ICPanelAgent — The Parliament

This is the most interesting agent. Where V2 just concatenated SME outputs, V3's IC Panel runs a 5-step synthesis pipeline:

Step	What It Does
Aggregate	Run deterministic compiler for a baseline packet
Synthesize	Write a cohesive executive summary from 11 SME summaries
Debate	When SMEs disagree (legal says PASS, risk says FAIL), generate structured debate with evidence from each side and a reasoned resolution
Challenge	Validate CRITICAL-severity concerns individually — if evidence is weak or another SME has mitigating findings, downgrade the concern
Question Synthesis	Semantic dedup of questions across all SMEs (replaces first-100-chars matching)

The debate and challenge steps are conditional — they only fire when there are actual conflicts or CRITICAL concerns. No unnecessary work.

Quality threshold: 90/100. This is the highest bar in the system, because the IC Panel output is what humans actually read.

ReportAgent — Draft, Critique, Revise

V2 generated reports in one shot. V3 runs three phases:

Draft — generate initial report from the UnderwritingPacket
Self-review — the same model critiques its own draft: Are concerns addressed? Are numbers sourced? Is the tone appropriate for the allocator type?
Revise — apply improvements, add missing citations, fix unsourced numbers

Reports are generated per allocator bucket: EQUITY reports focus on IRR and upside scenarios, DEBT_SENIOR reports focus on credit rationale and covenant analysis.

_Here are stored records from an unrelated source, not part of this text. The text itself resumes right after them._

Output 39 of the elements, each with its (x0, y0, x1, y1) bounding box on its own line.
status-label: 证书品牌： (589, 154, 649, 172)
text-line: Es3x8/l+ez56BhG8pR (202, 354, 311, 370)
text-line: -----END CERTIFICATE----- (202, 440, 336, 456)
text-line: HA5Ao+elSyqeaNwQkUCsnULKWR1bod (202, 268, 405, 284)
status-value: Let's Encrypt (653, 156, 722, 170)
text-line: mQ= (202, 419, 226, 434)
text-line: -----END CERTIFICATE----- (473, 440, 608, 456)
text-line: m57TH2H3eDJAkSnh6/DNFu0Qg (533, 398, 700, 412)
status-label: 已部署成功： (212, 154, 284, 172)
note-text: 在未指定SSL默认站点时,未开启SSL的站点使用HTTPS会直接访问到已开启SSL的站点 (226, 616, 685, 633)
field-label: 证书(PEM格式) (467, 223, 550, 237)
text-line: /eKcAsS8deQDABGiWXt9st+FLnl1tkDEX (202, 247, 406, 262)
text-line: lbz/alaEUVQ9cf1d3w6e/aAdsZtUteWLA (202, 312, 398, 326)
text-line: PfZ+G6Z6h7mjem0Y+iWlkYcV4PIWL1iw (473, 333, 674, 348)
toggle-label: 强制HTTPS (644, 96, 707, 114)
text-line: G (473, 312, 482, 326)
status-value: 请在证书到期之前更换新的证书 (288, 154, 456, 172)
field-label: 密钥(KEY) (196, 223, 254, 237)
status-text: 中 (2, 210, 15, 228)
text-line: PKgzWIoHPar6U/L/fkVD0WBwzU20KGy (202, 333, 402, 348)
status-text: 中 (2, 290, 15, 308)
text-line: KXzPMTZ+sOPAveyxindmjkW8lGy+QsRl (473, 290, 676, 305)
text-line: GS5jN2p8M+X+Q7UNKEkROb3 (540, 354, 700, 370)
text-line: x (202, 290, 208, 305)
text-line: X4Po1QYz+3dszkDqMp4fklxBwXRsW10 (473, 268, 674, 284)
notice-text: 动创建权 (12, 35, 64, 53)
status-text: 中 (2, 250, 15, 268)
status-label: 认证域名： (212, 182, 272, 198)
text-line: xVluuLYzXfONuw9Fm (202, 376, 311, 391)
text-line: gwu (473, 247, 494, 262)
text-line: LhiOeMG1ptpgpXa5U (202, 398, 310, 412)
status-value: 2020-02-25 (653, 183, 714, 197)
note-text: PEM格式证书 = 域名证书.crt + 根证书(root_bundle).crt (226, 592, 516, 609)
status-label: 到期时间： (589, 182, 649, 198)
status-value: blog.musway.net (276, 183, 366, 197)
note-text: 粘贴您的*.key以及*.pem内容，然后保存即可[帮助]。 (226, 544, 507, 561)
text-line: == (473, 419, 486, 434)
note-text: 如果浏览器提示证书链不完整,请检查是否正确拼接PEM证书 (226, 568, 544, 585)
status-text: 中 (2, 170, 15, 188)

QuestionAgent — Ask Only What You Can't Google

V2 generated all questions in one shot. V3's QuestionAgent filters out noise:

Gap analysis — identify missing fields, conflicts, and draft questions
Web filter — check if answers are publicly available. If they are, remove those questions (saves the operator time)
Prioritize — rank remaining questions by deal impact, CRITICAL first

Evidence Provenance

Every finding in V3 traces back to its source:

Source document — which uploaded file
Location — where in the document
Snippet — the exact text that supports the claim

Concern severity uses a 4-level system (CRITICAL / HIGH / MEDIUM / LOW) instead of V2's binary pro/con. Every concern also gets suggested mitigations.

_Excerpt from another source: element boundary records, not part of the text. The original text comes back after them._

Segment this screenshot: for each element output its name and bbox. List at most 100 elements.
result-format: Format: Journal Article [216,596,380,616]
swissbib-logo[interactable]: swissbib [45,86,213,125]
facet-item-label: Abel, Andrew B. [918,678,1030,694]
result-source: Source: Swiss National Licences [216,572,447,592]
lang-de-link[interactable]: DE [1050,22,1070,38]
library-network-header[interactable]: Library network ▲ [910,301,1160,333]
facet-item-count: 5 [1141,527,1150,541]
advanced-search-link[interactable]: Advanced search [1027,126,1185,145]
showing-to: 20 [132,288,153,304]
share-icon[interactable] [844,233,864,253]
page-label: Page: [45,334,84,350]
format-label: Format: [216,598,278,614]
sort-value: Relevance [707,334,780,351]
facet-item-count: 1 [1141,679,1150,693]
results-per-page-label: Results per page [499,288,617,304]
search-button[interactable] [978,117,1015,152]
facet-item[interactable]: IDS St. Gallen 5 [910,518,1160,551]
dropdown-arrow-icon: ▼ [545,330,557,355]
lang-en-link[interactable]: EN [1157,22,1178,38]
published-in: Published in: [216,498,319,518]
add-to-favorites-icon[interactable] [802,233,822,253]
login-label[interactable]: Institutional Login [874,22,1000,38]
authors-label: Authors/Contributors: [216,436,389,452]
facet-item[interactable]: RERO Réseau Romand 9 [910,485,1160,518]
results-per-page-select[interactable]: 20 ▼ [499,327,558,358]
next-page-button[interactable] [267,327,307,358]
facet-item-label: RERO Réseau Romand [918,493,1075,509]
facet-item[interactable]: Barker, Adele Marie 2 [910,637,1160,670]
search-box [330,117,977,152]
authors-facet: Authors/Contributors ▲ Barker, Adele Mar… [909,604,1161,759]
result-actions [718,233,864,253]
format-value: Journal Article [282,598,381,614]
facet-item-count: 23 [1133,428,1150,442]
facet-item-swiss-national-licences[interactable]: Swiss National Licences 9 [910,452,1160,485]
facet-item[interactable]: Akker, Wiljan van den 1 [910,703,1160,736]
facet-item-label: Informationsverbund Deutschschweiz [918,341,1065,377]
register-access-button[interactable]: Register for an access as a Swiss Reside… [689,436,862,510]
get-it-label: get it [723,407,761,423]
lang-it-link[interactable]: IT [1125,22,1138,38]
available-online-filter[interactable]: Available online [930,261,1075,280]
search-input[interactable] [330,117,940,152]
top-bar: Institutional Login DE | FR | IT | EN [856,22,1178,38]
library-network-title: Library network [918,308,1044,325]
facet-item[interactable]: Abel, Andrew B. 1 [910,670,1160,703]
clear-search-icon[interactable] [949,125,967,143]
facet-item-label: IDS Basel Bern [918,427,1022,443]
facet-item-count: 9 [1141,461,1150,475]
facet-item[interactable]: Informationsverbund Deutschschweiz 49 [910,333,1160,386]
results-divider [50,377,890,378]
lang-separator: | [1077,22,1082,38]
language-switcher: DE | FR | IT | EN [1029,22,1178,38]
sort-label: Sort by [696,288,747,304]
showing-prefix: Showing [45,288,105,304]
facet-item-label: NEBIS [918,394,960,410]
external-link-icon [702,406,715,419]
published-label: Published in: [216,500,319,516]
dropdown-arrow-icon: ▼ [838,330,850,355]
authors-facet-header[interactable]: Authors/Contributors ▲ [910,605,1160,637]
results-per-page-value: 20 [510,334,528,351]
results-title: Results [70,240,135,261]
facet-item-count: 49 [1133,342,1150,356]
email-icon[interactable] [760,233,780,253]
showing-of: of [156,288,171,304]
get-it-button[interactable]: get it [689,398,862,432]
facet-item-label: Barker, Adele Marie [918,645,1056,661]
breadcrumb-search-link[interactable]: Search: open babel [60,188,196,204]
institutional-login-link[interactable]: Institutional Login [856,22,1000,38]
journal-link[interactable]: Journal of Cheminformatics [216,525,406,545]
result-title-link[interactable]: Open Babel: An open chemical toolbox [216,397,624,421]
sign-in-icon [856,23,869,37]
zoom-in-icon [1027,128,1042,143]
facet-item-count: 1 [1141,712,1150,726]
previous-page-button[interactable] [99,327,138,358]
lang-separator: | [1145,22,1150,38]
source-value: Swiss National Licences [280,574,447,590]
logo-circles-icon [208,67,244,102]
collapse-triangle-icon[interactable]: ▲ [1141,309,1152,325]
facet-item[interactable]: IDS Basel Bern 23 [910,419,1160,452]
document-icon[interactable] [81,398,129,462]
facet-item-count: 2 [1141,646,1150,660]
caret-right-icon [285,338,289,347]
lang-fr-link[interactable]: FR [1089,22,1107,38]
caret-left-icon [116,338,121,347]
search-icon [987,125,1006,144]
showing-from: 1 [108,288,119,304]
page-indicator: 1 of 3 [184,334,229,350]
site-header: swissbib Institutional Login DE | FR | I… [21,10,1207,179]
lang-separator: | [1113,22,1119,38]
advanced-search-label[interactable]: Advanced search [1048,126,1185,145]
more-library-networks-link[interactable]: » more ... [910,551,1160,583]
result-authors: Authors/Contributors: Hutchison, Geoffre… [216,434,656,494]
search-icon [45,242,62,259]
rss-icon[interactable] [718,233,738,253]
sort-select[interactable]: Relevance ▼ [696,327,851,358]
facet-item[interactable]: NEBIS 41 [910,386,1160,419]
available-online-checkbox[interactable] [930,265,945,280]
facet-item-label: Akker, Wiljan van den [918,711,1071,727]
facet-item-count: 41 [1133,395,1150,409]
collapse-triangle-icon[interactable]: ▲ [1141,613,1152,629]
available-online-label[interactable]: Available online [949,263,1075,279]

Communication: Phased to Prevent Infinite Loops

Agents can message each other through a structured bus (REQUEST, RESPONSE, CHALLENGE, ESCALATION, INFO). But unrestricted communication would create infinite loops. So it's phased:

Phase	Rules
1	No messages — SMEs evaluate independently
2	SME-to-SME only, max 2 rounds per pair
3	No messages — IC Panel reads all evaluations
4	IC Panel → SME only, max 1 round per SME
5	No messages — final aggregation

The Numbers

Cost per deal (Arkane Cloud test case):

Agent	Tokens	Duration
SME (gpu_engineer)	75K	~5 min
IC Panel	20K	~30 sec
Report (equity)	95K	~3 min
Question Agent	21K	~1 min
Total (single SME)	~211K	~10 min

Full pipeline with all 11 SMEs: a few dollars per deal -- orders of magnitude cheaper than a human analyst.

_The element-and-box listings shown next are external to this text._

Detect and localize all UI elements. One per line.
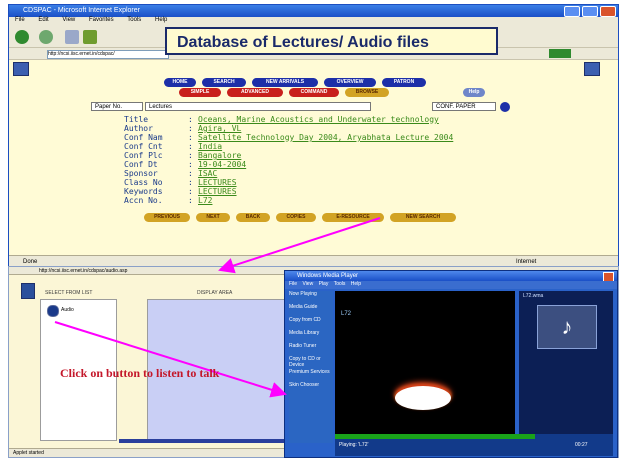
annotation-arrows [54, 217, 381, 398]
arrow-to-audio-window [218, 217, 381, 274]
annotation-text: Click on button to listen to talk [60, 366, 220, 380]
arrow-to-player [54, 321, 287, 398]
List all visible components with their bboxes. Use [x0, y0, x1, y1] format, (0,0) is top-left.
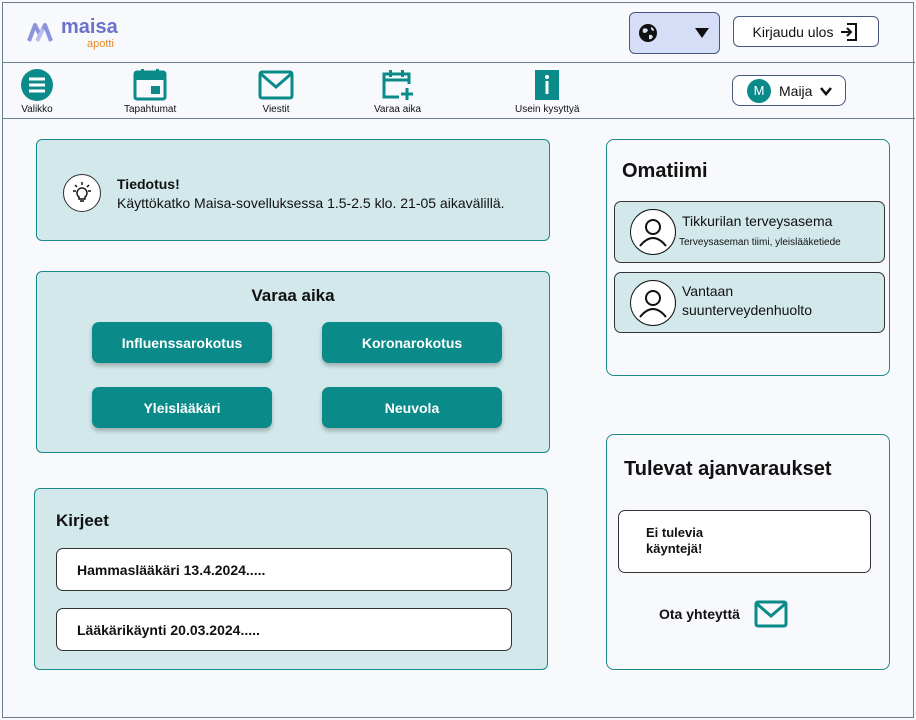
no-appointments-text: Ei tulevia käyntejä!	[646, 525, 736, 556]
team-item-vantaa[interactable]: Vantaan suunterveydenhuolto	[614, 272, 885, 333]
notice-card: Tiedotus! Käyttökatko Maisa-sovelluksess…	[36, 139, 550, 241]
yleislaakari-button[interactable]: Yleislääkäri	[92, 387, 272, 428]
nav-item-tapahtumat[interactable]: Tapahtumat	[124, 69, 176, 115]
top-header: maisa apotti Kirjaudu ulos	[3, 3, 915, 63]
menu-icon	[21, 69, 53, 101]
team-item-tikkurila[interactable]: Tikkurilan terveysasema Terveysaseman ti…	[614, 201, 885, 263]
care-team-title: Omatiimi	[622, 160, 708, 182]
nav-label-valikko: Valikko	[21, 104, 53, 115]
team-item-name: Vantaan suunterveydenhuolto	[682, 282, 812, 320]
team-item-name-line1: Vantaan	[682, 283, 734, 299]
person-icon	[630, 280, 676, 326]
influenssarokotus-button[interactable]: Influenssarokotus	[92, 322, 272, 363]
lightbulb-icon	[63, 174, 101, 212]
user-name: Maija	[779, 82, 813, 99]
language-select[interactable]	[629, 12, 720, 54]
booking-title: Varaa aika	[251, 286, 335, 305]
letters-card: Kirjeet Hammaslääkäri 13.4.2024..... Lää…	[34, 488, 548, 670]
logout-label: Kirjaudu ulos	[752, 23, 834, 40]
main-navigation: Valikko Tapahtumat Viestit Varaa aika Us…	[3, 63, 915, 119]
nav-item-viestit[interactable]: Viestit	[258, 69, 294, 115]
upcoming-appointments-panel: Tulevat ajanvaraukset Ei tulevia käyntej…	[606, 434, 890, 670]
nav-label-usein-kysyttya: Usein kysyttyä	[515, 104, 580, 115]
nav-item-varaa-aika[interactable]: Varaa aika	[374, 69, 421, 115]
nav-item-valikko[interactable]: Valikko	[20, 69, 54, 115]
chevron-down-icon	[695, 28, 709, 38]
no-appointments-line2: käyntejä!	[646, 540, 703, 556]
logout-button[interactable]: Kirjaudu ulos	[733, 16, 879, 47]
letter-item[interactable]: Hammaslääkäri 13.4.2024.....	[56, 548, 512, 591]
notice-title: Tiedotus!	[117, 176, 180, 192]
letter-item[interactable]: Lääkärikäynti 20.03.2024.....	[56, 608, 512, 651]
team-item-name-line2: suunterveydenhuolto	[682, 301, 812, 318]
koronarokotus-button[interactable]: Koronarokotus	[322, 322, 502, 363]
upcoming-title: Tulevat ajanvaraukset	[624, 458, 832, 480]
team-item-name: Tikkurilan terveysasema	[682, 213, 833, 229]
maisa-logo[interactable]: maisa apotti	[27, 17, 118, 50]
notice-text: Käyttökatko Maisa-sovelluksessa 1.5-2.5 …	[117, 195, 505, 211]
calendar-icon	[133, 69, 167, 101]
person-icon	[630, 209, 676, 255]
care-team-panel: Omatiimi Tikkurilan terveysasema Terveys…	[606, 139, 890, 376]
info-icon	[535, 70, 560, 100]
logo-subtitle: apotti	[87, 38, 114, 50]
mail-icon	[258, 70, 294, 100]
sign-out-icon	[841, 22, 858, 41]
avatar: M	[747, 78, 771, 103]
nav-item-usein-kysyttya[interactable]: Usein kysyttyä	[515, 69, 579, 115]
no-appointments-line1: Ei tulevia	[646, 525, 704, 540]
no-appointments-box: Ei tulevia käyntejä!	[618, 510, 871, 573]
chevron-down-icon	[820, 86, 833, 96]
app-window: maisa apotti Kirjaudu ulos Valikko Tapah…	[2, 2, 915, 718]
contact-link[interactable]: Ota yhteyttä	[659, 600, 788, 628]
user-menu-button[interactable]: M Maija	[732, 75, 846, 106]
nav-label-viestit: Viestit	[262, 104, 290, 115]
globe-icon	[639, 24, 657, 42]
maisa-logo-mark-icon	[27, 23, 53, 42]
nav-label-tapahtumat: Tapahtumat	[124, 104, 177, 115]
nav-label-varaa-aika: Varaa aika	[374, 104, 422, 115]
mail-icon	[754, 600, 788, 628]
letters-title: Kirjeet	[56, 511, 109, 530]
neuvola-button[interactable]: Neuvola	[322, 387, 502, 428]
booking-card: Varaa aika Influenssarokotus Koronarokot…	[36, 271, 550, 453]
calendar-plus-icon	[382, 70, 413, 100]
contact-label: Ota yhteyttä	[659, 606, 740, 622]
logo-name: maisa	[61, 16, 118, 38]
team-item-subtitle: Terveysaseman tiimi, yleislääketiede	[679, 237, 841, 248]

63 tests total: 58 integration tests (mocked LLM, runs in 0.1s) + 5 end-to-end tests (real API calls). The entire test suite was written in a single Claude Code session — that's a story for another post.

What Actually Changed

The shift from V2 to V3 isn't about adding more LLM calls. It's about changing the relationship between the system and its own output:

From "call once and hope" to iterative refinement. Agents reflect on quality and re-try until a threshold is met.
From opinions to evidence. Every claim links to a source document with location and snippet.
From isolated evaluation to structured debate. When SMEs disagree, the conflict is resolved with reasoning — not hidden by concatenation.
From single-pass reports to self-critiqued reports. The model reviews its own work before shipping.
From "generate all questions" to "ask only what matters." Web filtering removes questions that have publicly available answers.

The pipeline didn't get smarter by using a better model. It got smarter by giving agents the ability to question themselves and each other.